Downhill belongs to a risky bet of a genre: American remakes of excellent foreign films. Even legendary directors have a tough time pulling the gamble off—Spike Lee’s remake of Park Chan-wook’s Oldboy, for example, is little more than a pale imitation. Comedy remakes are usually the worst of the bunch, due to Hollywood’s penchant for “dumbing things down” for American audiences. Just look at the quality gap between French comedy Le Dîner de Cons and its American remake Dinner for Schmucks. Downhill is at an immediate disadvantage in the inevitable comparison game: Force Majeure, the Swedish comedy it’s based on, is very, very good.
Though it’s a bit unfair to compare remakes to their originals by every criterion. Force Majeure is subtle, dark, brilliant satire; but that doesn’t mean Downhill has to check all the same boxes. There are plenty of broad comedies that are more effective than low-key satires. The key to a good American remake, it seems, is doing something different—Scorsese’s The Departed is technically a remake of the Chinese film Internal Affairs, but it uses its predecessor as more of a sketch than a blueprint, finding fertile ground in its distinctly American details. When Downhill deviates like that, it feels special.
Its carving of its own path mostly comes through in its performances. The plot setup is the same as Force Majeure’s: when a family on ski vacation mistakes a controlled avalanche for a real one, the father (Will Ferrell) runs away to protect himself while the mother (Julia Louis-Dreyfus) embraces her kids and prepares for impact, leading to tension between the two in the aftermath. Ferrell and Louis-Dreyfus use this setup to key into gender dynamics that feel raw, honest, and contextualized by their American backgrounds.
Ferrell, in his first (semi) serious role since Everything Must Go a decade ago, transcends his signature raucousness for a more restrained performative statement. He strikes a familiar chord: the American man who, despite never being the picture of masculinity in the first place, retained a shred of authority by virtue of being male, watching helplessly as his authority dissipates in a more egalitarian society. His soft eyes and stubborn refusal to submit tell a cultural story. Louis-Dreyfus, shattered by her husband’s betrayal, is exceptional as a woman not yet accustomed to the power of her righteous anger. Her voice is tremendous in its trembling—it’s the kind of performance that’ll be unjustly overlooked by the end of the year.

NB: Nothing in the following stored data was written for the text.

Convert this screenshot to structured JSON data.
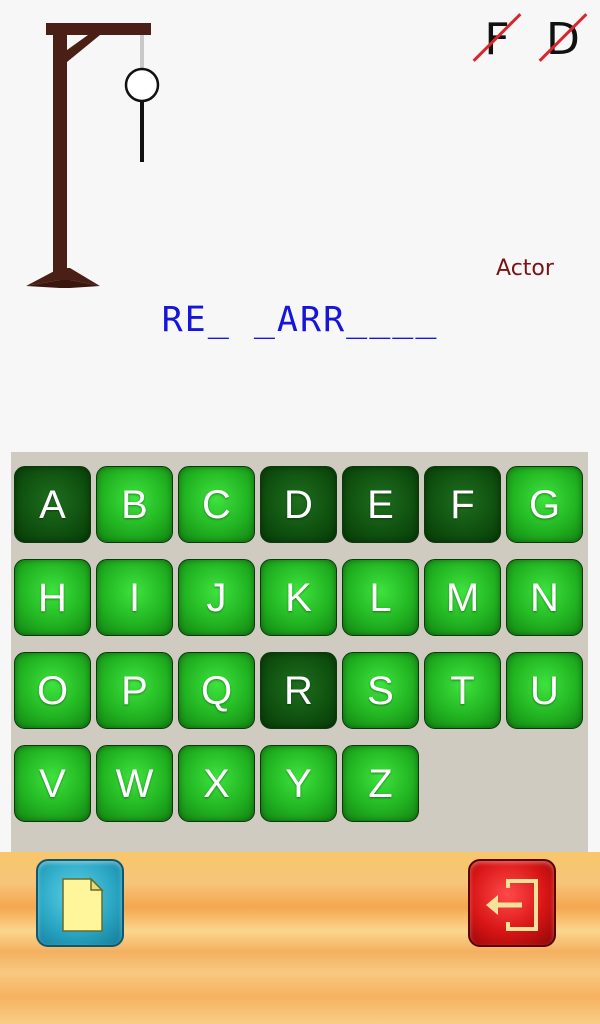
{
  "wrong_guesses": [
    "F",
    "D"
  ],
  "category": "Actor",
  "word_display": "RE_ _ARR____",
  "keyboard": {
    "rows": [
      [
        "A",
        "B",
        "C",
        "D",
        "E",
        "F",
        "G"
      ],
      [
        "H",
        "I",
        "J",
        "K",
        "L",
        "M",
        "N"
      ],
      [
        "O",
        "P",
        "Q",
        "R",
        "S",
        "T",
        "U"
      ],
      [
        "V",
        "W",
        "X",
        "Y",
        "Z"
      ]
    ],
    "used": [
      "A",
      "D",
      "E",
      "F",
      "R"
    ]
  },
  "buttons": {
    "new_game_icon": "document-icon",
    "exit_icon": "exit-icon"
  },
  "colors": {
    "word": "#1616d9",
    "category": "#7a1414",
    "strike": "#d9262c",
    "key": "#22b522",
    "key_used": "#0f500f"
  }
}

Unfortunately, Louis-Dreyfus and Ferrell do most of the movie’s heavy lifting, as the rest of Downhill plays like a cloying imitation of Force Majeure that doesn’t understand why the original worked so well. After its faux-disaster introduction, Force Majeure evolved into a cutting commentary on masculinity and monogamy, with every dynamic revolving around that thesis. Instead of committing to something unique, Downhill clomps through the original’s footsteps without its satire or commentary. This is never more evident than in the movie’s club scene: in Force Majeure, the narrative pauses for a montage of men ritualistically shouting at each other in a club, like a disorienting, hypermasculine version of Midsommar’s communal sobbing scene. In Downhill, Will Ferrell meanders around a club, almost gets in a fight, and then deflates the situation with a silly joke. It’s hollow mimicry.
Downhill has moments of fresh deviation, like an inspired scene where Ferrell pressures his son into sportsmanlike competition, but they’re few and far between. Where Force Majeure had a complicated polyamorous character, Downhill has Miranda Otto put on a ridiculous German accent while laughing about sleeping around, and that’s just what Americans get, I suppose.